I'd argue the lack of a secondary typing and being a physical attacker makes Cinderace straight up worse than Blaziken or Infernape for an in-game playthrough. Libero is a non-factor for most of the game (unless you get lucky with wonder trades) and you barely get any strong moves besides Pyro Ball, which imo is a fairly mid move for an in-game run due to its low PP. High Jump Kick isn't an easy move to get due to the breeding requirement and Gunk Shot requires grinding for raids or getting lucky with TR salesman in the wild area, so most players will be stuck running weak moves like Double Kick, U-Turn, etc. for most of the game. You at least get Acrobatics in Ballonlea as another strong move, but frankly, its not gonna be too good vs Cinderace's worst match-ups like against Rock-Types.

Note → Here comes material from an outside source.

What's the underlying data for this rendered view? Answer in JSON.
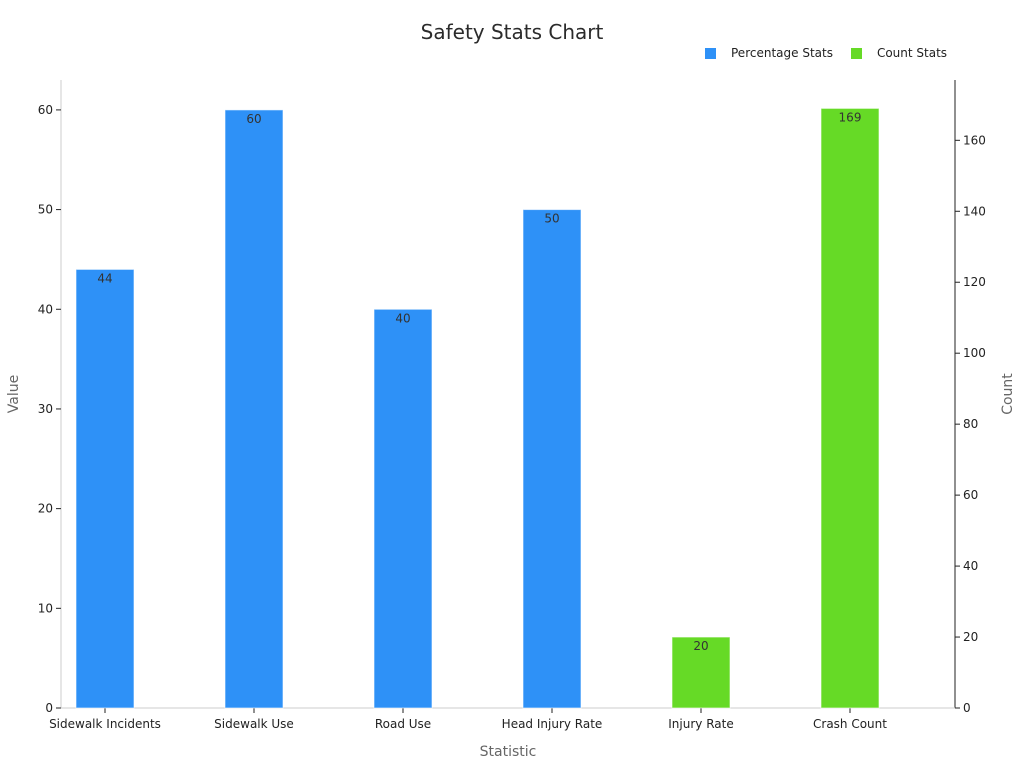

I felt that Infernape was a much more versatile Pokemon in BDSP due to getting much stronger moves much earlier, being great on both sides of the spectrum (letting it run stuff like Grass Knot and Flamethrower as a more reliable STAB move), and having secondary Fighting STAB, etc. etc. Not having a min maxed stat-spread isn't a huge detriment since Infernape's attacking stats and speed are still quite serviceable.
 
Mixed offenses are one of those things that's a waste in the meta, but fairly good in-game. If a mon gets good coverage with both sides of their movepool, then suddenly bad natures are a lot less common, you can just pick moves based on how your mons stats line up. If the mon doesn't get good coverage with both sides, you can usually run a mixed set fairly happily.

Coalossal is a fun example. I've ranted about it's movepool issues before. Because seriously, it gets NOTHING by level-up. But it learns a huge amount of TMs/TRs for it's STABs. And it's offenses are perfectly balanced. So you can do one fire and one rock raid, and probably get a useable movepool out of that. And if that means Heat Wave/Stone Edge/SR/Scald, that's fine. But if you don't do raids, you're looking at Ancient Power/Incinerate/Tar Shot/Rapid Spin for FAR too many levels.